« Explorer l’espace latent : métamorphoses et autres rêveries des programmes d’intelligence artificielle.
Enquête sur les modèles génératifs d’apprentissage et sur leur apport à la création et aux recherches en esthétique de l’image filmique. »
Cet article avait été rédigé dans le cadre de l’appel à projet pour la bourse de recherche post-doctorale « L’Esthétique au présent : puissances de l’image mouvante » sous la responsabilité de Jacques Aumont (Prix Balzan)
S’il y a bien des images qui se construisent au présent, et que l’on gagnerait à étudier dans les premières années de leur développement, ce sont celles produites par les programmes d’intelligence artificielle. Les Réseaux Antagonistes Génératifs, ou GANs pour l’acronyme anglais , inventés en 2014 par le chercheur américain Ian Goodfellow, ont bousculé ces toutes dernières années le paysage de l’image numérique contemporaine, et ouvrent un large faisceau de possibilités, pour beaucoup encore à découvrir, en matière de création d’image mouvante, que ce soit en art vidéo expérimental ou en technique du cinéma. Ces images produites par des algorithmes d’apprentissage non supervisés introduisent des changements importants par rapport aux méthodes de programmation classique en art génératif ; il ne s’agit plus de décrire en amont un certain nombre de règles qui vont définir une image, mais de laisser le réseau de neurones apprendre à découvrir de lui-même des règles à partir de l’analyse d’un ensemble d’exemples qui lui est donné. Ce simple fait, combiné à des notions techniques et mathématiques inhérentes au fonctionnement de ces GANs, comme celui d’espace latent, notion centrale dans le fonctionnement des systèmes d’apprentissage, offrent un riche vivier à la recherche en esthétique du film.
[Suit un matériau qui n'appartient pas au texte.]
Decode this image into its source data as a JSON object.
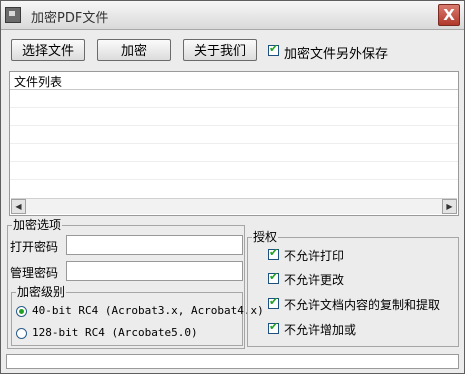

Les métamorphoses animées qu’ont produites les artistes avec les réseaux antagonistes génératifs (Robbie Barrat, Jake Elwes) constituent un échantillon d’étude efficace dans le sens où les exemples sont récents (à partir de 2017), encore limités en nombre, et nous semblent présenter un résumé substantiel de l’apport esthétique de ces images. D’un point de vue spéculatif, elles font écho à une tradition de pensée du devenir et de la fluidité (Bergson), de l’intensif (Lyotard) ou encore du rhizome et de “l’espace lisse” deleuzien, notions omniprésentes dans la culture de l’art numérique.
Enfin ces animations à l’allure de morphings surréalistes constituent un cas particulier d’images filmiques par la singularité de leur mise en mouvement : c’est la navigation vectorielle au coeur des coordonnées de l’espace latent, noeud algorithmique central, qui les fait exister et se mouvoir, et ce presque indéfiniment (puisqu’il existe une quasi-infinité d’images possibles) ; Pas de mise en séquence ni d’échantillonnage du mouvement ‒qui n’est plus qu’un résultat contingent et non la variable clé de l’équation‒ mais un cheminement dans un espace de projection multi-dimensionnel qui “cartographie” toutes les variantes possibles. Ces images
virtuelles (précisément, puisque seulement susceptibles d’apparaître, de se manifester provisoirement, au hasard de leur découverte) semblent constituer un paradigme précieux sur la question de “l’apparition”.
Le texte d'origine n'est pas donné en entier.